If I understand correctly, this makes a few assumptions:
That we directly optimize for the goal we want the AI to achieve at training or fine-tuning, instead of training for something like most likely token prediction (or most appealing to the evaluators, which is also not ideal), and that we manage to encode that goal in a robust way, so that it can be optimized.
And that the deceptive alignment happens during training, and is embedded within the AI’s goals at that point.
That might not be the case for pure LLMs but if the AGI is at its core an LLM, the LLM might just be part of the larger system that is the AGI, and the goal (deceptive or not), might be assigned to it after training, like it is done with current LLM prompts.
Current LLMs seem to understand what we mean even if we use unclear language, and since they are trained on human-generated data, they tend to avoid extreme hostile actions, but not always.
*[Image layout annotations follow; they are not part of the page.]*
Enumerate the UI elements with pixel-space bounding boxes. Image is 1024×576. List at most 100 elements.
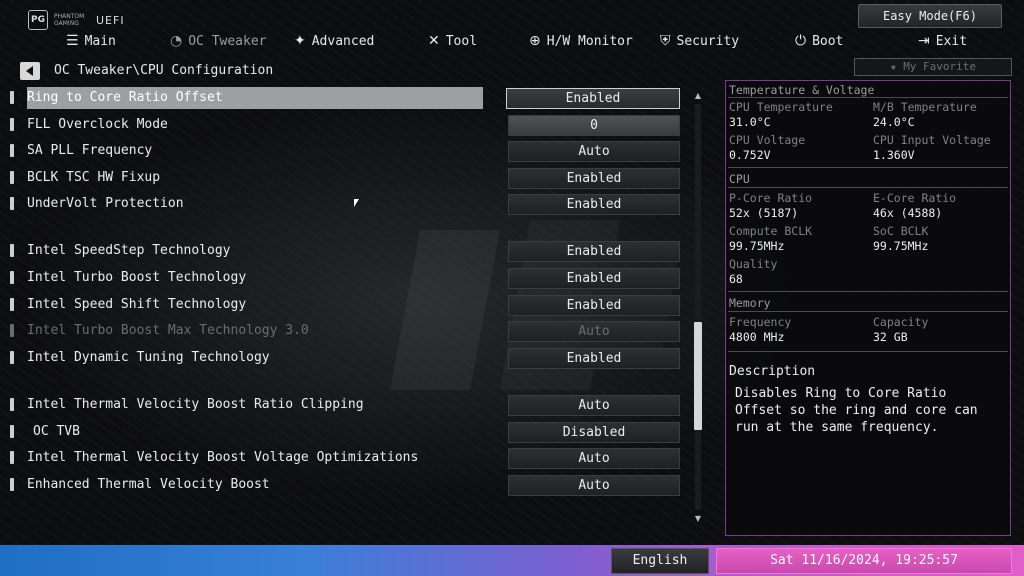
menu-exit[interactable]: ⇥ Exit: [918, 30, 967, 52]
setting-row-intel-dynamic-tuning[interactable]: Intel Dynamic Tuning Technology Enabled: [10, 347, 686, 369]
cpu-temp-value: 31.0°C: [729, 115, 771, 129]
info-panel: Temperature & Voltage CPU Temperature 31…: [725, 80, 1011, 536]
exit-icon: ⇥: [918, 33, 930, 49]
pcore-ratio-label: P-Core Ratio: [729, 191, 813, 205]
setting-value[interactable]: Auto: [508, 475, 680, 496]
scrollbar-track[interactable]: [695, 104, 701, 510]
brand-subtitle: PHANTOM GAMING: [54, 13, 85, 27]
setting-row-enhanced-tvb[interactable]: Enhanced Thermal Velocity Boost Auto: [10, 474, 686, 496]
setting-label: BCLK TSC HW Fixup: [27, 170, 161, 185]
mem-capacity-value: 32 GB: [873, 330, 908, 344]
star-icon: ✦: [294, 33, 306, 49]
row-marker: [10, 197, 14, 210]
divider: [728, 291, 1008, 292]
setting-value[interactable]: Enabled: [508, 295, 680, 316]
menu-tool[interactable]: ✕ Tool: [428, 30, 477, 52]
setting-value[interactable]: Auto: [508, 395, 680, 416]
menu-security-label: Security: [676, 33, 740, 49]
crosshair-icon: ⊕: [529, 33, 541, 49]
scroll-down-arrow-icon[interactable]: ▼: [693, 514, 703, 524]
divider: [728, 311, 1008, 312]
setting-value[interactable]: Enabled: [508, 241, 680, 262]
pcore-ratio-value: 52x (5187): [729, 206, 799, 220]
setting-row-ring-to-core-ratio-offset[interactable]: Ring to Core Ratio Offset Enabled: [10, 87, 686, 109]
setting-row-intel-speedstep[interactable]: Intel SpeedStep Technology Enabled: [10, 240, 686, 262]
menu-main[interactable]: ☰ Main: [66, 30, 116, 52]
menu-advanced-label: Advanced: [311, 33, 375, 49]
mem-capacity-label: Capacity: [873, 315, 929, 329]
setting-value[interactable]: Enabled: [506, 88, 680, 109]
mb-temp-label: M/B Temperature: [873, 100, 977, 114]
easy-mode-button[interactable]: Easy Mode(F6): [858, 4, 1002, 28]
compute-bclk-value: 99.75MHz: [729, 239, 785, 253]
row-marker: [10, 244, 14, 257]
quality-value: 68: [729, 272, 743, 286]
soc-bclk-label: SoC BCLK: [873, 224, 929, 238]
setting-label: OC TVB: [33, 424, 80, 439]
setting-row-tvb-voltage-optimizations[interactable]: Intel Thermal Velocity Boost Voltage Opt…: [10, 447, 686, 469]
setting-label: Intel Speed Shift Technology: [27, 297, 247, 312]
setting-value[interactable]: Auto: [508, 141, 680, 162]
setting-value[interactable]: Disabled: [508, 422, 680, 443]
mb-temp-value: 24.0°C: [873, 115, 915, 129]
setting-label: Intel SpeedStep Technology: [27, 243, 231, 258]
ecore-ratio-label: E-Core Ratio: [873, 191, 957, 205]
setting-row-bclk-tsc-hw-fixup[interactable]: BCLK TSC HW Fixup Enabled: [10, 167, 686, 189]
row-marker: [10, 425, 14, 438]
row-marker: [10, 324, 14, 337]
setting-label: Intel Turbo Boost Technology: [27, 270, 247, 285]
my-favorite-button[interactable]: ★ My Favorite: [854, 58, 1012, 76]
main-menu: ☰ Main ◔ OC Tweaker ✦ Advanced ✕ Tool ⊕ …: [0, 30, 1024, 52]
setting-value[interactable]: Enabled: [508, 348, 680, 369]
setting-label: Enhanced Thermal Velocity Boost: [27, 477, 270, 492]
menu-oc-tweaker[interactable]: ◔ OC Tweaker: [170, 30, 267, 52]
ecore-ratio-value: 46x (4588): [873, 206, 943, 220]
description-body: Disables Ring to Core Ratio Offset so th…: [735, 386, 978, 435]
setting-value[interactable]: Enabled: [508, 194, 680, 215]
description-title: Description: [729, 364, 816, 379]
menu-boot[interactable]: ⏻ Boot: [795, 30, 843, 52]
soc-bclk-value: 99.75MHz: [873, 239, 929, 253]
setting-value[interactable]: Enabled: [508, 268, 680, 289]
menu-hw-monitor[interactable]: ⊕ H/W Monitor: [529, 30, 633, 52]
brand-logo: PG PHANTOM GAMING UEFI: [28, 10, 125, 30]
back-button[interactable]: [20, 62, 40, 80]
menu-advanced[interactable]: ✦ Advanced: [294, 30, 374, 52]
setting-value[interactable]: Enabled: [508, 168, 680, 189]
row-marker: [10, 351, 14, 364]
setting-value[interactable]: Auto: [508, 448, 680, 469]
menu-boot-label: Boot: [812, 33, 844, 49]
compute-bclk-label: Compute BCLK: [729, 224, 813, 238]
my-favorite-label: My Favorite: [903, 60, 977, 73]
row-marker: [10, 298, 14, 311]
scrollbar-thumb[interactable]: [694, 322, 702, 430]
setting-row-oc-tvb[interactable]: OC TVB Disabled: [10, 421, 686, 443]
setting-row-undervolt-protection[interactable]: UnderVolt Protection Enabled: [10, 193, 686, 215]
cpu-input-voltage-label: CPU Input Voltage: [873, 133, 991, 147]
tools-icon: ✕: [428, 33, 440, 49]
language-button[interactable]: English: [611, 548, 709, 574]
setting-row-tvb-ratio-clipping[interactable]: Intel Thermal Velocity Boost Ratio Clipp…: [10, 394, 686, 416]
menu-security[interactable]: ⛨ Security: [660, 30, 739, 52]
setting-row-intel-turbo-boost[interactable]: Intel Turbo Boost Technology Enabled: [10, 267, 686, 289]
power-icon: ⏻: [795, 33, 807, 49]
row-marker: [10, 478, 14, 491]
row-marker: [10, 118, 14, 131]
cpu-temp-label: CPU Temperature: [729, 100, 833, 114]
menu-hw-monitor-label: H/W Monitor: [546, 33, 633, 49]
divider: [728, 167, 1008, 168]
cpu-input-voltage-value: 1.360V: [873, 148, 915, 162]
row-marker: [10, 91, 14, 104]
setting-row-intel-speed-shift[interactable]: Intel Speed Shift Technology Enabled: [10, 294, 686, 316]
setting-value[interactable]: 0: [508, 115, 680, 136]
setting-row-sa-pll-frequency[interactable]: SA PLL Frequency Auto: [10, 140, 686, 162]
row-marker: [10, 144, 14, 157]
menu-main-label: Main: [84, 33, 116, 49]
setting-row-fll-overclock-mode[interactable]: FLL Overclock Mode 0: [10, 114, 686, 136]
scroll-up-arrow-icon[interactable]: ▲: [693, 91, 703, 101]
brand-badge: PG: [28, 10, 48, 30]
setting-label: FLL Overclock Mode: [27, 117, 168, 132]
row-marker: [10, 451, 14, 464]
cpu-voltage-value: 0.752V: [729, 148, 771, 162]
setting-label: Ring to Core Ratio Offset: [27, 87, 483, 109]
They occasionally break, or are broken on purpose, and then they go off the rails.
It’s fine for now as they’re not very powerful, but if this happens with a powerful AGI, it’s a problem.
Also, it is fairly clear when an instance becomes misaligned for now, but it might not always be so with future AIs, and if it becomes misaligned in a subtle way that we don’t notice, that might be a path towards deceptive alignment given a long-term goal.